Crude and adjusted OR and 95% CI were also calculated and visualized in [Table 2].
Table 2: Multivariable-adjusted odds ratio and 95% confidence interval for preeclampsia

Click here to view

Women with nonreactive results were 6.3 times more likely to manifest preeclampsia (P = 0.008). This result even strengthened and reached 12.7 times after adjustment for age, gestational age, and gravidity (P = 001).

Our data failed to find any statically significant relationship between preeclampsia and other variables (age and gravidity) in the crude model (P > 0.05). However, adjusting for the effect of other variables, we observed that preeclampsia is associated with increased age and nulliparity. In other words, with each year increase in age of mother, preeclampsia risk would increase 1.2 times (P = 0.005). In addition, women with multiple gestations were less likely to manifest preeclampsia during their pregnancy (P = 0.030).

  Discussion Top

Herein, we showed a statically significant association between preeclampsia and suppressed CMI to CMV. This relationship even gets stronger after modifying for demographic characteristics of individuals.
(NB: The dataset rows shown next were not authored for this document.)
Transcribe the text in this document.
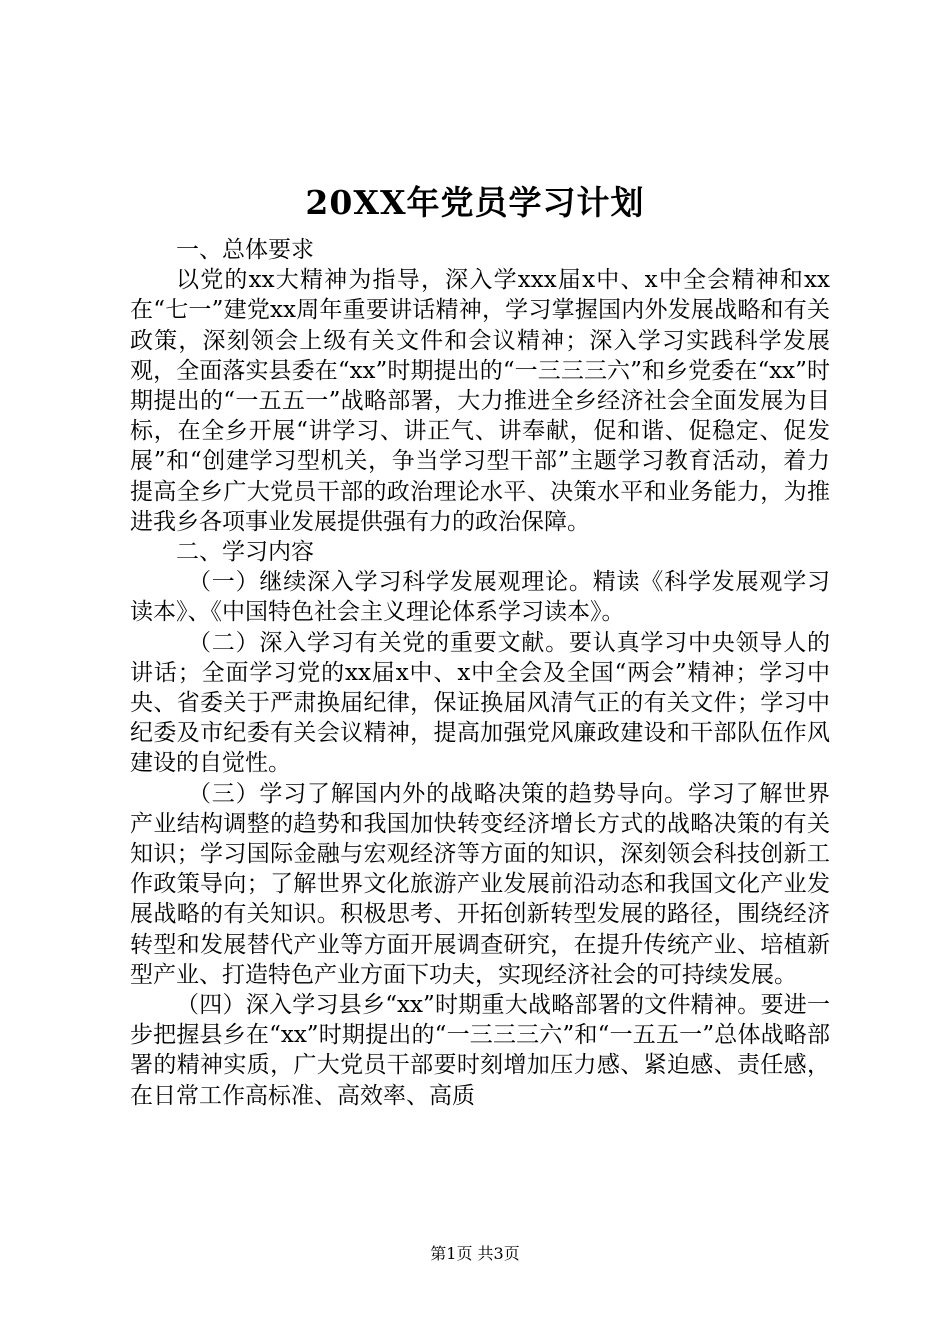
20XX年党员学习计划

一、总体要求

以党的xx大精神为指导，深入学xxx届x中、x中全会精神和xx在“七一”建党xx周年重要讲话精神，学习掌握国内外发展战略和有关政策，深刻领会上级有关文件和会议精神；深入学习实践科学发展观，全面落实县委在“xx”时期提出的“一三三三六”和乡党委在“xx”时期提出的“一五五一”战略部署，大力推进全乡经济社会全面发展为目标，在全乡开展“讲学习、讲正气、讲奉献，促和谐、促稳定、促发展”和“创建学习型机关，争当学习型干部”主题学习教育活动，着力提高全乡广大党员干部的政治理论水平、决策水平和业务能力，为推进我乡各项事业发展提供强有力的政治保障。

二、学习内容

（一）继续深入学习科学发展观理论。精读《科学发展观学习读本》、《中国特色社会主义理论体系学习读本》。

（二）深入学习有关党的重要文献。要认真学习中央领导人的讲话；全面学习党的xx届x中、x中全会及全国“两会”精神；学习中央、省委关于严肃换届纪律，保证换届风清气正的有关文件；学习中纪委及市纪委有关会议精神，提高加强党风廉政建设和干部队伍作风建设的自觉性。

（三）学习了解国内外的战略决策的趋势导向。学习了解世界产业结构调整的趋势和我国加快转变经济增长方式的战略决策的有关知识；学习国际金融与宏观经济等方面的知识，深刻领会科技创新工作政策导向；了解世界文化旅游产业发展前沿动态和我国文化产业发展战略的有关知识。积极思考、开拓创新转型发展的路径，围绕经济转型和发展替代产业等方面开展调查研究，在提升传统产业、培植新型产业、打造特色产业方面下功夫，实现经济社会的可持续发展。

（四）深入学习县乡“xx”时期重大战略部署的文件精神。要进一步把握县乡在“xx”时期提出的“一三三三六”和“一五五一”总体战略部署的精神实质，广大党员干部要时刻增加压力感、紧迫感、责任感，在日常工作高标准、高效率、高质

第1页 共3页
In other words, women with preeclampsia were more likely to show suppressed CMI to CMV compared with the women in the control group. It is of particular note that our participants showed inadequate CMI response only to CMV antigens. The cellular response to phytohemagglutinin evaluating the overall CMI observed to be intact in all of the participants indicating that they were not immunodeficient. In agreement with this result, Kumar et al. suggested that CMV infection in solid-organ-transplant patients reoccur more depending on the pathogen-specific immune suppression rather than the overall degree of immunodeficiency.[17]

To our knowledge, this investigation is the first attempt to assess the association between CMV-related CMI and preeclampsia. Other studies have estimated the association between CMV-related CMI and its reoccurrence in solid-organ-transplant patients.[18],[19],[20],[21] For instance, a study has shown that CMV-specific T cell reactivity before transplantation inversely correlates to the risk of CMV viremia and disease after transplant.[22] Conversely, a reactive CMV-specific immune response has linked to spontaneous clearance of CMV viremia even without treatment.[17] Taken these data, we can hypothesize that a negative CMI response to CMV is associated with CMV reactivation or reoccurrence during pregnancy.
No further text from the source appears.